FINANCIAL Services Authority chairman Lord Turner declared last week that it was time to stop demonising overpaid bankers and focus instead on the failure of regulatory policies to prevent the financial crisis.

Lord Turner said he stuck by his past criticism of “exotic” financial services products, such as collateralised debt obligations which lay at the root of the credit crunch.

But he added: “We also need to move beyond the demonisation of overpaid traders to recognise, that in finance and economics, ill-designed policy is a more powerful force for harm than individual greed or error, and to ensure that we address the fundamentals of what went wrong.”

Lord Turner’s emphasis in addressing these “fundamentals” is worrying. For all that the financial crisis involved a near-catastrophic failure of regulation, it is not in the interests of achieving well-judged reform of the system for policy-makers to put on a hair shirt and accept the principal blame.
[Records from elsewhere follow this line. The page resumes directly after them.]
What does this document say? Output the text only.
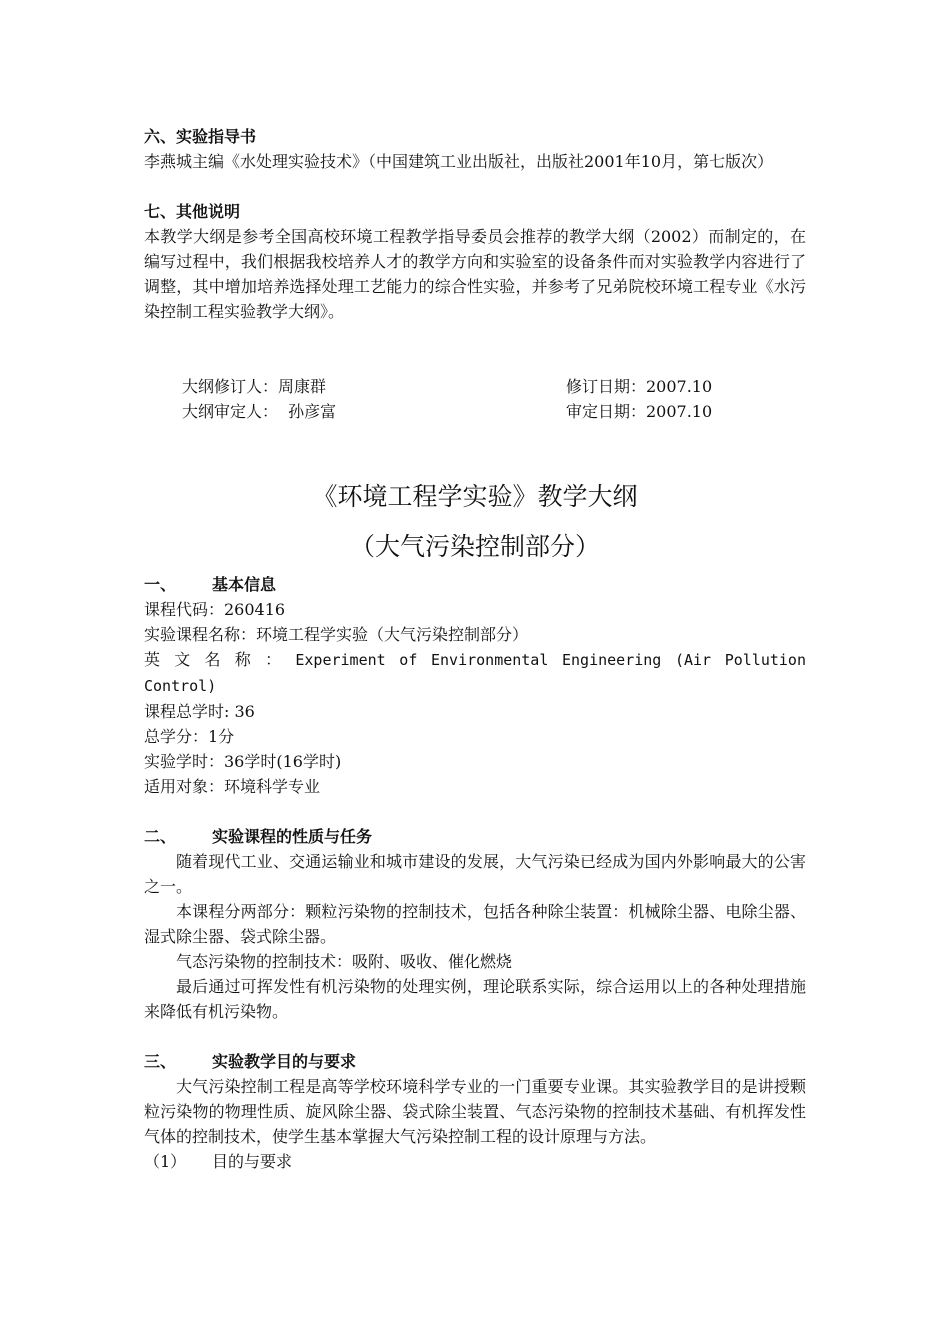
六、实验指导书

李燕城主编《水处理实验技术》（中国建筑工业出版社，出版社2001年10月，第七版次）

七、其他说明

本教学大纲是参考全国高校环境工程教学指导委员会推荐的教学大纲（2002）而制定的，在编写过程中，我们根据我校培养人才的教学方向和实验室的设备条件而对实验教学内容进行了调整，其中增加培养选择处理工艺能力的综合性实验，并参考了兄弟院校环境工程专业《水污染控制工程实验教学大纲》。

大纲修订人：周康群	修订日期：2007.10
大纲审定人：  孙彦富	审定日期：2007.10

《环境工程学实验》教学大纲

（大气污染控制部分）

一、 基本信息

课程代码：260416

实验课程名称：环境工程学实验（大气污染控制部分）

英 文 名 称 ： Experiment of Environmental Engineering (Air Pollution Control)

课程总学时: 36

总学分：1分

实验学时：36学时(16学时)

适用对象：环境科学专业

二、 实验课程的性质与任务

随着现代工业、交通运输业和城市建设的发展，大气污染已经成为国内外影响最大的公害之一。

本课程分两部分：颗粒污染物的控制技术，包括各种除尘装置：机械除尘器、电除尘器、湿式除尘器、袋式除尘器。

气态污染物的控制技术：吸附、吸收、催化燃烧

最后通过可挥发性有机污染物的处理实例，理论联系实际，综合运用以上的各种处理措施来降低有机污染物。

三、 实验教学目的与要求

大气污染控制工程是高等学校环境科学专业的一门重要专业课。其实验教学目的是讲授颗粒污染物的物理性质、旋风除尘器、袋式除尘装置、气态污染物的控制技术基础、有机挥发性气体的控制技术，使学生基本掌握大气污染控制工程的设计原理与方法。

（1） 目的与要求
Ill-designed regulatory policies certainly allowed the crisis to happen but it was greed and error, individual and corporate, within the banking sector which brought it about.

If this is overlooked there is a risk that the regulatory failure of the recent past will be repeated, with reform focussing on an increased level of supervision rather than on the kind of structural reform which is needed both to bring about a change in culture within banking and to protect the taxpayer should the sector continue in its old habits.

Bank of England governor Mervyn King has called consistently for exactly this kind of structural reform, and he is right.

If “casino style” investment banking operations are split-off, or in some way ring-fenced, from conventional deposit-based banking, then the banks can go on paying out hefty bonuses for as long as their luck holds, although the absence of a Government-funded safety-net is likely to have a restraining influence.

If it does not, and they run out of luck once more, it will be the individuals responsible, and ultimately their shareholders, who will carry the can, not the taxpayer.

Demonising investment bankers will not help prevent another crisis, but neither will more intrusive regulation in the absence of structural reform of the sector itself.